Cevik Mucahit, Angco Sabrina, Heydarigharaei Elham, Jahanshahi Hadi, Prayogo Nicholas
Toronto Metropolitan University, 44 Gerrard St E, Toronto, M5B 1G3 Ontario Canada.
J Healthc Inform Res. 2022 Jul 15;6(3):317-343. doi: 10.1007/s41666-022-00117-y. eCollection 2022 Sep.

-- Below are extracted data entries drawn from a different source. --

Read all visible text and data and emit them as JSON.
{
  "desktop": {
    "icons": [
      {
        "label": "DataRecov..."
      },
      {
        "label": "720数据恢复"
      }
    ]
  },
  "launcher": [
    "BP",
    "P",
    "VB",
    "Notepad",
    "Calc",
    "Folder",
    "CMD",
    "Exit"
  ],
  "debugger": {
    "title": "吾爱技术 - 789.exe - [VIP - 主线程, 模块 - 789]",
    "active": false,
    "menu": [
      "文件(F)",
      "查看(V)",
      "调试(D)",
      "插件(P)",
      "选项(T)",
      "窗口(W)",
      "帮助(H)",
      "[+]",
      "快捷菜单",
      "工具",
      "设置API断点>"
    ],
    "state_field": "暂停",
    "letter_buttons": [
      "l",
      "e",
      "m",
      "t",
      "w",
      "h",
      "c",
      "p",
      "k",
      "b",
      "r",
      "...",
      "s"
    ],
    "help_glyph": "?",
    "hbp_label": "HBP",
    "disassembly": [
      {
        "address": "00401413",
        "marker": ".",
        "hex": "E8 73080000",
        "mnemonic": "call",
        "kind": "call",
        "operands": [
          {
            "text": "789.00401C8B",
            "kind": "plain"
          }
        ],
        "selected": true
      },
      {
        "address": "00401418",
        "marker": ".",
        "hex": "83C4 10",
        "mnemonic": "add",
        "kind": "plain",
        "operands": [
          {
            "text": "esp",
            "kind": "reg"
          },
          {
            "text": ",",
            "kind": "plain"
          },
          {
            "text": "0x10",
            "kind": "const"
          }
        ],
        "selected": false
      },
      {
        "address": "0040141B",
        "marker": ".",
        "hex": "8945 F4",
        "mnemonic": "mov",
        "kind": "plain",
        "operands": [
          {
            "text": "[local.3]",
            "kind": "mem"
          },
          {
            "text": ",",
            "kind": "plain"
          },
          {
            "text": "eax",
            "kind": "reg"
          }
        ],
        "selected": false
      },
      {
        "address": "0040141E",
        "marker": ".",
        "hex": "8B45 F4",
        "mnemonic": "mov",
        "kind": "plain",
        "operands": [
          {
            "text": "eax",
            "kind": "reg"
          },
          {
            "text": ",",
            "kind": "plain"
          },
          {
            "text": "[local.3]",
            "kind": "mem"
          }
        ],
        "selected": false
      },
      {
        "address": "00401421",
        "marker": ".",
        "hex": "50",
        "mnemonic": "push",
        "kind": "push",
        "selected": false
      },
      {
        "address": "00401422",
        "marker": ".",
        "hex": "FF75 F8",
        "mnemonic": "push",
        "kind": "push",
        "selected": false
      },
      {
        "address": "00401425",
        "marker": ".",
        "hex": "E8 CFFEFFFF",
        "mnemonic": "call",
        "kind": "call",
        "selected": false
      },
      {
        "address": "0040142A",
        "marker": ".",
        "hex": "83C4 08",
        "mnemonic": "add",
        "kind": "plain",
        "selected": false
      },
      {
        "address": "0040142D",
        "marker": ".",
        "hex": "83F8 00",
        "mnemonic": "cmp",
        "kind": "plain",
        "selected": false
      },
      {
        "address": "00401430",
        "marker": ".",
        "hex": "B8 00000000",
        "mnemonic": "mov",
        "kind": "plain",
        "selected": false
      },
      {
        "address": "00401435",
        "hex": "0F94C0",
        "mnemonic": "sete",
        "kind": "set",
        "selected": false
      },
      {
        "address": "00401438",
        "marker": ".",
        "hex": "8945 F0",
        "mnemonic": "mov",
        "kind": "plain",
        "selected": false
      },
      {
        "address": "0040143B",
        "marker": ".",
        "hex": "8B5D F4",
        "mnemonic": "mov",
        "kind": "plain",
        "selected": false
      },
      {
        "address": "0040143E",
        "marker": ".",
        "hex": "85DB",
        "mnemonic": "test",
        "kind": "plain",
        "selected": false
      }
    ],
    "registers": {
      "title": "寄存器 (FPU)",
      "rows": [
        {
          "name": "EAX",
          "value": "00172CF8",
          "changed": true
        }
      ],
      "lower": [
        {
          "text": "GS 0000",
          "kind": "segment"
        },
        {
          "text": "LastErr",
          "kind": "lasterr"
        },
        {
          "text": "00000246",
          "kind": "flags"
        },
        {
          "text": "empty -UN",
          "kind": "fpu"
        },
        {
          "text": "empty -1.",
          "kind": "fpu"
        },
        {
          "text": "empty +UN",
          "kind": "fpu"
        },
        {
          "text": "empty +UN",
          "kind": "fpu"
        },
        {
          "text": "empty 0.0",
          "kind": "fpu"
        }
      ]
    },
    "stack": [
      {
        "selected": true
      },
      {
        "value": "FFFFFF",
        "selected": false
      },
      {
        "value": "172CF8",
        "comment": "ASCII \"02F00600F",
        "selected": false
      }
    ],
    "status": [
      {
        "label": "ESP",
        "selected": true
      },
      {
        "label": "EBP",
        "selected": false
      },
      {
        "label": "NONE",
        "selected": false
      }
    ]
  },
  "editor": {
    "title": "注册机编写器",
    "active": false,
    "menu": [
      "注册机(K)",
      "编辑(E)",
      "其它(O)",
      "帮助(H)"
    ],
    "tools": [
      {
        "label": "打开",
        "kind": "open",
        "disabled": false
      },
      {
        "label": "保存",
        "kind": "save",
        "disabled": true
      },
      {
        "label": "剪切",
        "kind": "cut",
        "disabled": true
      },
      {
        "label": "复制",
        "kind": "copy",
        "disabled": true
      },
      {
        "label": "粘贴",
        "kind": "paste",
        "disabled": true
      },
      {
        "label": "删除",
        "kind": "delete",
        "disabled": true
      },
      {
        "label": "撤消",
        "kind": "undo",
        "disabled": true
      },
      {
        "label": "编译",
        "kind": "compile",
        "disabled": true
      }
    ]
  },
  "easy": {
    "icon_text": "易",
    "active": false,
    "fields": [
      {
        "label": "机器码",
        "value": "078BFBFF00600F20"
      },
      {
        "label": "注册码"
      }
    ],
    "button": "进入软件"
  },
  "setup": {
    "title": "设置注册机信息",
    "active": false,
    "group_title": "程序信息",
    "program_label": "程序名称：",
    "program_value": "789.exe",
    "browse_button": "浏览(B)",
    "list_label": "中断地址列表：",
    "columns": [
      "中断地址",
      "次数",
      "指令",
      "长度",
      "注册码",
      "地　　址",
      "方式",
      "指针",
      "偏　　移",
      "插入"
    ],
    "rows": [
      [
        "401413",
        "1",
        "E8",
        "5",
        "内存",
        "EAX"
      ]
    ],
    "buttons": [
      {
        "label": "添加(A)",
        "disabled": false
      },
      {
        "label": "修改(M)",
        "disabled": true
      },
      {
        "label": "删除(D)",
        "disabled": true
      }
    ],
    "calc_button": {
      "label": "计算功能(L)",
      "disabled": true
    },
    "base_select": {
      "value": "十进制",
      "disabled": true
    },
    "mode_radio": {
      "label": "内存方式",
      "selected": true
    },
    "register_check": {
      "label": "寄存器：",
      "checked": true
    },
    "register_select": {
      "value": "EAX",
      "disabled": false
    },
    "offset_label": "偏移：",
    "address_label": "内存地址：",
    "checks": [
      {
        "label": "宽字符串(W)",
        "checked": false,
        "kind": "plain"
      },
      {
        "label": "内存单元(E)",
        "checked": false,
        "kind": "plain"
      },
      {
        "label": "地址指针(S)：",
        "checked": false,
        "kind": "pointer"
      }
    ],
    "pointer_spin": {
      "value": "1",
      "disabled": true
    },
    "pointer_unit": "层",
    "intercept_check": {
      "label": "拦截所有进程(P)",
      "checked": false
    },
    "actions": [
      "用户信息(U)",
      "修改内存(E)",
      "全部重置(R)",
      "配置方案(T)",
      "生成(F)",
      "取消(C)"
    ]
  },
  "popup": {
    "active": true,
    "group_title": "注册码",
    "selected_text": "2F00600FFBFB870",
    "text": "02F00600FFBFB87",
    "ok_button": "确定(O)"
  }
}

Sensitivity analysis is an important aspect of model development as it can be used to assess the level of confidence that is associated with the outcomes of a study. In many practical problems, sensitivity analysis involves evaluating a large number of parameter combinations which may require an extensive amount of time and resources. However, such a computational burden can be avoided by identifying smaller subsets of parameter combinations that can be later used to generate the desired outcomes for other parameter combinations. In this study, we investigate machine learning-based approaches for speeding up the sensitivity analysis. Furthermore, we apply feature selection methods to identify the relative importance of quantitative model parameters in terms of their predictive ability on the outcomes. Finally, we highlight the effectiveness of active learning strategies in improving the sensitivity analysis processes by reducing the total number of quantitative model runs required to construct a high-performance prediction model. Our experiments on two datasets obtained from the sensitivity analysis performed for two disease screening modeling studies indicate that ensemble methods such as Random Forests and XGBoost consistently outperform other machine learning algorithms in the prediction task of the associated sensitivity analysis. In addition, we note that active learning can lead to significant speed-ups in sensitivity analysis by enabling the selection of more useful parameter combinations (i.e., instances) to be used for prediction models.
敏感性分析是模型开发的一个重要方面,因为它可用于评估与研究结果相关的置信水平。在许多实际问题中,敏感性分析涉及评估大量的参数组合,这可能需要大量的时间和资源。然而,通过识别较小的参数组合子集,随后可用于为其他参数组合生成所需结果,这样的计算负担是可以避免的。在本研究中,我们研究基于机器学习的方法来加速敏感性分析。此外,我们应用特征选择方法来确定定量模型参数在对结果的预测能力方面的相对重要性。最后,我们强调主动学习策略通过减少构建高性能预测模型所需的定量模型运行总数来提高敏感性分析过程的有效性。我们对从两项疾病筛查建模研究的敏感性分析中获得的两个数据集进行的实验表明,诸如随机森林和XGBoost等集成方法在相关敏感性分析的预测任务中始终优于其他机器学习算法。此外,我们注意到主动学习可以通过选择更有用的参数组合(即实例)用于预测模型,从而显著加快敏感性分析的速度。